Real gold. A humidor for a two-million-dollar hypercar. A holster fitted around a vintage revolver, millimeter perfect. Welcome to Hennessey's world of Venom F5 customers who think a paint code is beneath them.
Hennessey Design Director Nathan Malinick told Motor1 about the strangest requests the company has ever fielded on the Venom F5. One client from Mexico didn’t want gold accents or gold leaf — he wanted real gold in place of the metal. “He said: ‘No, no, I want gold’… So the vents on his engine cover are actual gold,” Malinick recalled.
Hennessey isn’t doing that again. It’s not about cost, it’s about physics: gold is simply too soft. “If you go to clean a real piece of gold, bad things happen. So we will not do that again,” the designer admitted.
Then there’s the Venom F5 built for Michael Jordan. In 2023 the basketball legend and cigar enthusiast got a humidor built into his glovebox. It wasn’t Jordan’s own request — the Hennessey team simply decided to go over the top on that particular build.
Texas has its own flavor of excess, too. In 2024 Hennessey fitted one car with a dedicated mount for a customer’s vintage Colt 1911. According to Malinick, the pistol fits into the compartment “millimeter perfect.” For anyone who wants to go further, there’s even a gun-shaped ignition key.

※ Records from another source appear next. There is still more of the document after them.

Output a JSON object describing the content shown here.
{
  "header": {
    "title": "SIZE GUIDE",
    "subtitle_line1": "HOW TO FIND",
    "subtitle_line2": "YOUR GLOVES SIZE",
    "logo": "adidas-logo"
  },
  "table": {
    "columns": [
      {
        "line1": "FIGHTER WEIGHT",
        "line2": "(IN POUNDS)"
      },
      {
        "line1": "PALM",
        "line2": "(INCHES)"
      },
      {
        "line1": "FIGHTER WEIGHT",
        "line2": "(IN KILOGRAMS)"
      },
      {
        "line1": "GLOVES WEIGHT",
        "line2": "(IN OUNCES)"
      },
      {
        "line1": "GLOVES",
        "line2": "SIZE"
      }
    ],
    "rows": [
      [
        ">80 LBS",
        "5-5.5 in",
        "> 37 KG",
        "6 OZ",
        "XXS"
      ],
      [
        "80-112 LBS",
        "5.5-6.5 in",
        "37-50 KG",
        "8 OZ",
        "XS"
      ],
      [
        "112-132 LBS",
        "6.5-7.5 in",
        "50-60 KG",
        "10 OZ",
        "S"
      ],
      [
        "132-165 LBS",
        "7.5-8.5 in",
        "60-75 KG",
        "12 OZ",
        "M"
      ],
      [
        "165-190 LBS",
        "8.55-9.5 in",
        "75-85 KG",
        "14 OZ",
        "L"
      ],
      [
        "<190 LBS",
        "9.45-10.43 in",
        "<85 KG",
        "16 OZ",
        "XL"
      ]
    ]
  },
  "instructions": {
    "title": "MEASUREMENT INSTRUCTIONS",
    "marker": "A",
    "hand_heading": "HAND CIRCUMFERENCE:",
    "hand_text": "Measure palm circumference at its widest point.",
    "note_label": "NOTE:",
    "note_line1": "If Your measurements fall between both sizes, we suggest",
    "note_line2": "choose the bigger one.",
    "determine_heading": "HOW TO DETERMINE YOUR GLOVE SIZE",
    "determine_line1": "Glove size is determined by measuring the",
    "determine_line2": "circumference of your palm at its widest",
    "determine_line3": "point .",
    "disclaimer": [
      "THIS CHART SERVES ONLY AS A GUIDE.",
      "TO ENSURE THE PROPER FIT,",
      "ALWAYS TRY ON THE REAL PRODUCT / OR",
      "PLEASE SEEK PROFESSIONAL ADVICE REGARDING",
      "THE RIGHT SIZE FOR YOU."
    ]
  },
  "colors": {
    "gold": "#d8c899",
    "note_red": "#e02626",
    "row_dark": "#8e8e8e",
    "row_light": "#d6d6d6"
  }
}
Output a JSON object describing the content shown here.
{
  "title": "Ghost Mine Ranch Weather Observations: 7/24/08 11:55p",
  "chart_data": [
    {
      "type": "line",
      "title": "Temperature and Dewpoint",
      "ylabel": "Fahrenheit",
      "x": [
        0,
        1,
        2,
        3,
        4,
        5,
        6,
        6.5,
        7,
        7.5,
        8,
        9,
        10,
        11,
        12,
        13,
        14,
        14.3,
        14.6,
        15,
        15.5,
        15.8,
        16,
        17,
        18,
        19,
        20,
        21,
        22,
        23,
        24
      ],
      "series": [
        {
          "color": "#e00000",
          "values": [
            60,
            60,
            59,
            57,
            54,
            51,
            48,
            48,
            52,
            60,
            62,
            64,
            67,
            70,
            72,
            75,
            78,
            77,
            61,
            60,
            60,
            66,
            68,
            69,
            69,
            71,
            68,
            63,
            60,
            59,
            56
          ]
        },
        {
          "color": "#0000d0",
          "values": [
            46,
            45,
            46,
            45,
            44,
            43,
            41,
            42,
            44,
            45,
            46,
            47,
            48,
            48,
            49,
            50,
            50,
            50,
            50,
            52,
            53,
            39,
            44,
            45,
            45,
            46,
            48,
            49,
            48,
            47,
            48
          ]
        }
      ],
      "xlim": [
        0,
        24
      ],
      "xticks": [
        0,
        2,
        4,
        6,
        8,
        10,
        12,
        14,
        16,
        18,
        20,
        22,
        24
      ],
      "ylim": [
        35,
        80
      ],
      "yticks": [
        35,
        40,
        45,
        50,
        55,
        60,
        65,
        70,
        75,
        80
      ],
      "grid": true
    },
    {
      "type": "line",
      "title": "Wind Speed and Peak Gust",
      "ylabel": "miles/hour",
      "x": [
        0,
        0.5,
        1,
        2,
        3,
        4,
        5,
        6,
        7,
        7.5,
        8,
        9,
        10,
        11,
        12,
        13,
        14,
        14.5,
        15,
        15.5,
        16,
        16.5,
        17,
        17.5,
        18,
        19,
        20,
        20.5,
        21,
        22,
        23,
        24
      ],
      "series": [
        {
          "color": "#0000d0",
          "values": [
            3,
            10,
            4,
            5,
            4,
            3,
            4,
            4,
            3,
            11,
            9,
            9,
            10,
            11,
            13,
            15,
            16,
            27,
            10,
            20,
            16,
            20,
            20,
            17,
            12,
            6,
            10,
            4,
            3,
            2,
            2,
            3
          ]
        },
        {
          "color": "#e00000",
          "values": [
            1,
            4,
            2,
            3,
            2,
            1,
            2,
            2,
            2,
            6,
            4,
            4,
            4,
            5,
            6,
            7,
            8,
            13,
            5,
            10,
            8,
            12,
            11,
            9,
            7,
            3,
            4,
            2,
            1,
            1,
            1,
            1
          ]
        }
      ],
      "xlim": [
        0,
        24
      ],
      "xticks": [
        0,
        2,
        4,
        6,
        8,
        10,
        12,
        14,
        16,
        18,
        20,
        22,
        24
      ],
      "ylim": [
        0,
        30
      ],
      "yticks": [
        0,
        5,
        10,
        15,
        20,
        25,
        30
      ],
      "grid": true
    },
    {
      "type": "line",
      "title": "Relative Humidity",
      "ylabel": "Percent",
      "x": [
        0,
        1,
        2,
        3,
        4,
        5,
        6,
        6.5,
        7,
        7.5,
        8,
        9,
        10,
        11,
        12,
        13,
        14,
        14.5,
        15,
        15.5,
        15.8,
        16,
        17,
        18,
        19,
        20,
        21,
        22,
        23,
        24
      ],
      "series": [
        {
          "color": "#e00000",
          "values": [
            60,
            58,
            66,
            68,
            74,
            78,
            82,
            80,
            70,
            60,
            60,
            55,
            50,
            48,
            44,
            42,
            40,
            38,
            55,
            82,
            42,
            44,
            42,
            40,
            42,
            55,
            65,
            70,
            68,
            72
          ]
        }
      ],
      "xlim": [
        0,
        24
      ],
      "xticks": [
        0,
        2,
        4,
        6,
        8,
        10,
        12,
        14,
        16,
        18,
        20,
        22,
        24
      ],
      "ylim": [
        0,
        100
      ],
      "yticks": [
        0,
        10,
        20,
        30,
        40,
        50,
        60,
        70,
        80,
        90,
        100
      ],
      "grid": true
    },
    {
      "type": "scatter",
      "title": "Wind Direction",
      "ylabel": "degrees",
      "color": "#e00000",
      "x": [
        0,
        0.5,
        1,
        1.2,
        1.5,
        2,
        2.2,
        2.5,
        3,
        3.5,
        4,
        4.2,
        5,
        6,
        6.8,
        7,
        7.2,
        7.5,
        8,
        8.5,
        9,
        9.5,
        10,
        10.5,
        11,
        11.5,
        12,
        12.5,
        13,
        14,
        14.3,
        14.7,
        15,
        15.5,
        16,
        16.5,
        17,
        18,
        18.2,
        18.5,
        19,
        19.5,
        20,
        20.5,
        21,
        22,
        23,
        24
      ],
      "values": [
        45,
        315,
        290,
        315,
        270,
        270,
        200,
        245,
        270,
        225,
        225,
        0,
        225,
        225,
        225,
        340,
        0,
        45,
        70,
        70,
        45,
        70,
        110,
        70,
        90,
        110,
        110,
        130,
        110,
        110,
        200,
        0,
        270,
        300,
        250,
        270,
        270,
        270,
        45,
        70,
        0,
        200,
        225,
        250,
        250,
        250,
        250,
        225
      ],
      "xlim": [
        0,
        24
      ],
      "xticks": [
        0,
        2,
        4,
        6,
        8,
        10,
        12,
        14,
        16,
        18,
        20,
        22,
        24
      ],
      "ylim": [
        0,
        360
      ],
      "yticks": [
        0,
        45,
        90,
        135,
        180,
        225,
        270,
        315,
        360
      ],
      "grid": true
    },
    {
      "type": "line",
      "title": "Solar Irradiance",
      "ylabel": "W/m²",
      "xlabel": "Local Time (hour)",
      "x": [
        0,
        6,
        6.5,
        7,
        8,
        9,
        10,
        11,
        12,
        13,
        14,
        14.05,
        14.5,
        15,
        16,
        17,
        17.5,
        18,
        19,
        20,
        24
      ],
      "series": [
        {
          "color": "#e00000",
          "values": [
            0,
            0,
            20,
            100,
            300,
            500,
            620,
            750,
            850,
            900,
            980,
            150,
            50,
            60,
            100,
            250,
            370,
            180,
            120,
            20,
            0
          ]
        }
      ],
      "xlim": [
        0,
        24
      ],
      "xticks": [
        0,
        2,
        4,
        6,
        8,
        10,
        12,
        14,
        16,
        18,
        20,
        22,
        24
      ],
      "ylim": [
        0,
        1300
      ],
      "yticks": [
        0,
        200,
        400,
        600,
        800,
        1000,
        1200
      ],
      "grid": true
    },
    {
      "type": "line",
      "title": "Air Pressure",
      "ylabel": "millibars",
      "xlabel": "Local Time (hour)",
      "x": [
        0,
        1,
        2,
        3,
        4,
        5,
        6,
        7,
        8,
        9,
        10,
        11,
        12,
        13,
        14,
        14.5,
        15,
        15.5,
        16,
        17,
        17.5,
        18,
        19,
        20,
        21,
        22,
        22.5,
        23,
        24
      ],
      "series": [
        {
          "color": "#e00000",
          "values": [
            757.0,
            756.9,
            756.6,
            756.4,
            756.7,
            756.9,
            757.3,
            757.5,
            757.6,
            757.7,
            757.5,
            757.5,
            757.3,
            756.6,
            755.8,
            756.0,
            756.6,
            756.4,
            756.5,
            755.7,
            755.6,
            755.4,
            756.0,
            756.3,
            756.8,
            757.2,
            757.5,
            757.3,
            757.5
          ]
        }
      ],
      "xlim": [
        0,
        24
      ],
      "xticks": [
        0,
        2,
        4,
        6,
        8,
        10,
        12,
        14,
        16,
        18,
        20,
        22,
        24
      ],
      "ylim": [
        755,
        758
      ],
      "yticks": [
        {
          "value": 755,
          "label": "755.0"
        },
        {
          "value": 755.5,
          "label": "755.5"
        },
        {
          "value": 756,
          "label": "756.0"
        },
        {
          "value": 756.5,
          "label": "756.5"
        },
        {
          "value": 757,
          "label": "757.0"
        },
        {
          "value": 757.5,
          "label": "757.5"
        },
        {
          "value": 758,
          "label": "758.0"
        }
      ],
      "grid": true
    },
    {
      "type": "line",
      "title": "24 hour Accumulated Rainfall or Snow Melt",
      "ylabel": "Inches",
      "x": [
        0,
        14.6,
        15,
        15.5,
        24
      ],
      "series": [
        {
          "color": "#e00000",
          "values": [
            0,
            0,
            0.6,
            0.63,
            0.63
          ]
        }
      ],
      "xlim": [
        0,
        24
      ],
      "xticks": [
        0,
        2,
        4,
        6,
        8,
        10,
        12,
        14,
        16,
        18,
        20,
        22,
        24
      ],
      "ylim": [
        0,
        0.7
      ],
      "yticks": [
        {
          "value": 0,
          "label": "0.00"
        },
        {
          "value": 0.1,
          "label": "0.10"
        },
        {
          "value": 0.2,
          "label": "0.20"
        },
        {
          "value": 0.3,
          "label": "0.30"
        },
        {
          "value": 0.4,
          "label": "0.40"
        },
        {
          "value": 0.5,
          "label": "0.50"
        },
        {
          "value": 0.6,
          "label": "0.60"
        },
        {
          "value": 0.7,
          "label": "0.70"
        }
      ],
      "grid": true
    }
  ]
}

To an outsider, all of this looks absurd. But in the world of the Venom F5, absurdity is the product. Horsepower, carbon fiber and a sub-two-second sprint stopped being unique the moment the guy in the next garage had the same numbers. That’s exactly why Hennessey has already opened its Maverick division — dedicated to one-off builds, from special finishes to far deeper mechanical and body reworks.
Set against Ferrari Tailor Made, Porsche Sonderwunsch, Bentley Mulliner and Aston Martin Q, this isn’t a whim — it’s a calculated business model. The richer the client, the less they want the “top trim,” and the more they want a story to tell at dinner.
Hennessey, it seems, is ready for almost anything. Gold, though, is better left in the safe — not bolted to the engine cover.